Lettre de Lima – Qu’est-ce qu’il dirait, Atahualpa, l’empereur inca garrotté?


Or donc l’actualité.

PAR PIERRE ROTTET

Avec la mise en scène du cirque politique entre quelques pays occidentaux et la Russie, orchestrée par l’Angleterre – tu remarques que je n’écris pas «Royaume-uni» – les Etats-Unis, et les caniches habituels. Dont la France de Macron.

Attends! L’objet n’est point ici d’afficher des sympathies avec Poutine. Laissons-les à Depardieu et à ses électeurs. Reste que la tentative d’assassinat de l’ex-espion et de sa fille, citoyens russes, sur terre anglaise, tombe on ne peut mieux. Une affaire sordide… qui pue à plein nez l’exploitation politique.

On expulse des diplomates – des espions, dit-on, on fournit des charrettes de Russes à l’opinion publique. Ces grands coups de griffe ressemblent fort à des coups de vent, des pipis de souri dans une mer agitée.
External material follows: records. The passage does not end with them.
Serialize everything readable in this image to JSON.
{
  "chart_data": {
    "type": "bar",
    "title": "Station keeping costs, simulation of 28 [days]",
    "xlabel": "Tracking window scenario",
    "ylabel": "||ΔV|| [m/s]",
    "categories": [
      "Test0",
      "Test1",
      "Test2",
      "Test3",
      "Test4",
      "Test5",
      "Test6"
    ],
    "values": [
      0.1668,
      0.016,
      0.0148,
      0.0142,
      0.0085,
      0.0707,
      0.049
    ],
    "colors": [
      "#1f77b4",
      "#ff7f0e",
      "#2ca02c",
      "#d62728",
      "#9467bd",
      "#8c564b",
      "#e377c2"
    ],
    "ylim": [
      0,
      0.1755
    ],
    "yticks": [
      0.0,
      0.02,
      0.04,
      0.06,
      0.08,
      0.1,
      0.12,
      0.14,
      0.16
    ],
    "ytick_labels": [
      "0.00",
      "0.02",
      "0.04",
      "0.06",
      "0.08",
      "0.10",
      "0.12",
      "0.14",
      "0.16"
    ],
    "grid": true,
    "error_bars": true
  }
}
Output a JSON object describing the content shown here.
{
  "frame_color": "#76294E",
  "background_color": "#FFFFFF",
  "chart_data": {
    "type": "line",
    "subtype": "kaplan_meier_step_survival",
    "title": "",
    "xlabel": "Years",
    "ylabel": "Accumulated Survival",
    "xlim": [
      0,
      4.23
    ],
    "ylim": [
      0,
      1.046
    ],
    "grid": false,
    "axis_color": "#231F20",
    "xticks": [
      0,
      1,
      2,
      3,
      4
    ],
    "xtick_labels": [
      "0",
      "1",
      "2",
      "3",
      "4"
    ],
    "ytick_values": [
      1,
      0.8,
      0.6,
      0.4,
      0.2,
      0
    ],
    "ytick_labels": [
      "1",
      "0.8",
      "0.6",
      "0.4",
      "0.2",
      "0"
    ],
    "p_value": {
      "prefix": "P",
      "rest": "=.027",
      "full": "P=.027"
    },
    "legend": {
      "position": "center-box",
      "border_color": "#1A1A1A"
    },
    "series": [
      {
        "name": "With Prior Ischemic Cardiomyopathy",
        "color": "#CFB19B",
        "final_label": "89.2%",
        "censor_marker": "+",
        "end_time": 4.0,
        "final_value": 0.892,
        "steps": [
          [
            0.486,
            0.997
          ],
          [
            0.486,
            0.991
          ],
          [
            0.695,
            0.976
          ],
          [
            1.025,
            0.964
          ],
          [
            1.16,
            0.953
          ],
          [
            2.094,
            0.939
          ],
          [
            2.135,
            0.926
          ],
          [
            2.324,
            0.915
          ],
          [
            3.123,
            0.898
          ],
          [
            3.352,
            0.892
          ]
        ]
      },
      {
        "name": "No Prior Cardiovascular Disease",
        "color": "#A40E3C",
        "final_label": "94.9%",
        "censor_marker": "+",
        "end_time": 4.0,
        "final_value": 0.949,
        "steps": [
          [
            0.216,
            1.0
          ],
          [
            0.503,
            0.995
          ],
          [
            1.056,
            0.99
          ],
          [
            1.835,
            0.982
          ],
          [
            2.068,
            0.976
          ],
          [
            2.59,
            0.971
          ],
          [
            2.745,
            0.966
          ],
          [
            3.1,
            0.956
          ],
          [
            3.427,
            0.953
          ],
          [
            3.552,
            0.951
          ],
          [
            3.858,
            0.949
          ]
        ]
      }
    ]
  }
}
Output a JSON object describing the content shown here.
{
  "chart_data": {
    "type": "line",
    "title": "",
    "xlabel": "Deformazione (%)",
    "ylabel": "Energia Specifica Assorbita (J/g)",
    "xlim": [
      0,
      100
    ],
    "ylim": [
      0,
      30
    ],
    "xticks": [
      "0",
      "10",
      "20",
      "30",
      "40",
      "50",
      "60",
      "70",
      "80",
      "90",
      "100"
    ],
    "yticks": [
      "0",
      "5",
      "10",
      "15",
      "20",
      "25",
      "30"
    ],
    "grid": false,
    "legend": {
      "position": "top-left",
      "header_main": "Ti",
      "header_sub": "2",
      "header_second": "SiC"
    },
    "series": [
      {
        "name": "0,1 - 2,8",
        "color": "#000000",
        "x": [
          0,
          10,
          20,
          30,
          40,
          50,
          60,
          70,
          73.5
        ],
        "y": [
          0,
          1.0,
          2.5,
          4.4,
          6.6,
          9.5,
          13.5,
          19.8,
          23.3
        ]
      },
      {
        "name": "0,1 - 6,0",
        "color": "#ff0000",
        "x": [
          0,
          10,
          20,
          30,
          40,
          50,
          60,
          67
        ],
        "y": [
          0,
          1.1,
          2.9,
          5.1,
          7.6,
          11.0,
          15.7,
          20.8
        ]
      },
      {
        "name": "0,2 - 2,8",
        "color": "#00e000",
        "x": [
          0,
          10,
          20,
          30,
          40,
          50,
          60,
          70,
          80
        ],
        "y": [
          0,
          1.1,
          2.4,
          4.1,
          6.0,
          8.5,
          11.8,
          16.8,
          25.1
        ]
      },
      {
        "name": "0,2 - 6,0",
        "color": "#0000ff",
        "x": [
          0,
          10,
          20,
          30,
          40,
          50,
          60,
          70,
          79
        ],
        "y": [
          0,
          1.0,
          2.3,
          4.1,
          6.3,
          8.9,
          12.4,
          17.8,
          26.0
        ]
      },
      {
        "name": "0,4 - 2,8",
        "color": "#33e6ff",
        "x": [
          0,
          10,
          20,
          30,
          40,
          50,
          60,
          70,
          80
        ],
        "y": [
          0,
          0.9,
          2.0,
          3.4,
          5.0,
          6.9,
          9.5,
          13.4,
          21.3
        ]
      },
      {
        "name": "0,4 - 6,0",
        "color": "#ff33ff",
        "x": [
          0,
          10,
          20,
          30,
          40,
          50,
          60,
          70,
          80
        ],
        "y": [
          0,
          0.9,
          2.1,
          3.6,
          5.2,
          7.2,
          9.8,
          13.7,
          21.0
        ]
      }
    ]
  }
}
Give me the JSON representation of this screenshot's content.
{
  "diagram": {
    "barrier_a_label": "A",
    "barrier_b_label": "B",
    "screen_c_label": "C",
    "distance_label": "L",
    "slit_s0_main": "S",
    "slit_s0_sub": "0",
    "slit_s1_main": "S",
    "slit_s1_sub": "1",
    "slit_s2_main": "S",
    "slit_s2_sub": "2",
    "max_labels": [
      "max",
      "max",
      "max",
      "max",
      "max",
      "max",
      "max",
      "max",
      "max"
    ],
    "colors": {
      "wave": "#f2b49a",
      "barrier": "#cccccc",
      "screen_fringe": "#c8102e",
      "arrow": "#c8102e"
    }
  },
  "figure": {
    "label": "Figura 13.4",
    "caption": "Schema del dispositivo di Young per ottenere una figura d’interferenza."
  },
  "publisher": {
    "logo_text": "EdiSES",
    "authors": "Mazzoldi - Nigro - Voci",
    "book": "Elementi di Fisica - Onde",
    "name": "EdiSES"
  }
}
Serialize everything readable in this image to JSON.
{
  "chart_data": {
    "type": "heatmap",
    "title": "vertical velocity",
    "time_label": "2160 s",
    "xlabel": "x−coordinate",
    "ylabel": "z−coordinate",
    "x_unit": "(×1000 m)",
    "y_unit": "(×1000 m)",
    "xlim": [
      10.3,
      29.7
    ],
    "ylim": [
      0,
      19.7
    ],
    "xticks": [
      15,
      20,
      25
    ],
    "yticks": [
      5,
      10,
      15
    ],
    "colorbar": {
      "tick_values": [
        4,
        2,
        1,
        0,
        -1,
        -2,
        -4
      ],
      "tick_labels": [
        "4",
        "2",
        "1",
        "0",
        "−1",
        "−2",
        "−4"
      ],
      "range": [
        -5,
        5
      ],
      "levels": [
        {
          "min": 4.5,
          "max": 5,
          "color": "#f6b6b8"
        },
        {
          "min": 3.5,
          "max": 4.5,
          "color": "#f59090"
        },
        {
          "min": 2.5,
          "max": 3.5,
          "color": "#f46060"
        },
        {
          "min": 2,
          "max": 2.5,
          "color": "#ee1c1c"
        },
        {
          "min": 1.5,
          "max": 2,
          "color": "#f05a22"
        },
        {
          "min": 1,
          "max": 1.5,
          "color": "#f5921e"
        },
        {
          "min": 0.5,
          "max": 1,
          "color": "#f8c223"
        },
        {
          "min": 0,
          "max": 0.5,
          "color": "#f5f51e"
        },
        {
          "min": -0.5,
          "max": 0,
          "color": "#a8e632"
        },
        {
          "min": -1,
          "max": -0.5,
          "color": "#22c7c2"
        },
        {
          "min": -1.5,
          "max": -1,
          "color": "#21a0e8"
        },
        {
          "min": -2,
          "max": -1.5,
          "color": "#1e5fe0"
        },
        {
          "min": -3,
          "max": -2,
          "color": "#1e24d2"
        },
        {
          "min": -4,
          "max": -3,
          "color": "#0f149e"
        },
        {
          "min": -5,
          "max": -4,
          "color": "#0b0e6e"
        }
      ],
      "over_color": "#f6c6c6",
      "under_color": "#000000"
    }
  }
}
Ils n’impressionnent personne depuis longtemps. La presse ou une certaine presse, à la rigueur. Il n’y a pas pire posture que celle des dupes qui consentent à l’être.

May bombe le torse et Macron, servi sur un plateau par les événements intérieurs, tel Monsieur Musclor montre ses dents. Comme Trump montre sa chevelure. Et surtout ses limites. Mais ça, on le savait déjà. Reste qu’il est de moins en moins armé, si je puis dire, après la monstre manif des jeunes samedi dernier.

L’irresponsabilité alimente le climat de violence qui monte partout. Irresponsabilité de la justice espagnole, avec la criminalisation des indépendantistes catalans. Alors je pose la question pour terminer ce bout de chemin d’actu. Pendant combien de temps les Espagnols demeureront-ils encore muets face à l’indicible honte que provoque cette apparence de justice aux ordres du gouvernement Rajoy? Et dire que ce gouvernement se maintient encore en place grâce aux nationalistes basques!

On peut être Espagnol. Ou Basque. Et fier d’être l’un ou l’autre. Et même, oui même, être farouchement opposé à l’indépendance de la Catalogne. Oui, on peut. Faire valoir ses idées est le droit le plus strict du citoyen. Mais cela ne devrait pas l’empêcher d’ouvrir les yeux.

En Espagne, on ne va pas en prison parce qu’on est condamné. Non. On y va parce qu’un juge,  laquais du pouvoir politique, décide d’y envoyer des adversaires politiques. Marrant comme on n’entend ni Macron ni May, encore moins l’UE, parler d’Etat de droit en Espagne…

Il me souvient de cette date du 2 mars 1974 où, il n’y a pas si longtemps, dans la prison de Modelo, à Madrid, un jeune militant anarchiste catalan de 26 ans mourait de la façon la plus épouvantable que l’on puisse imaginer: la strangulation par garrottage. Quelques siècles  auparavant, à Cajamarca, au Pérou, mourait de la même manière, par le garrot, le dernier empereur de l’empire inca indépendant, Atahualpa. Aujourd’hui l’Espagne ne garrotte plus. Mais elle réduit au silence les leaders indépendantistes Catalans en les enfermant. Ils risquent jusqu’à 30 ans de prison. Dix de plus que pour un crime.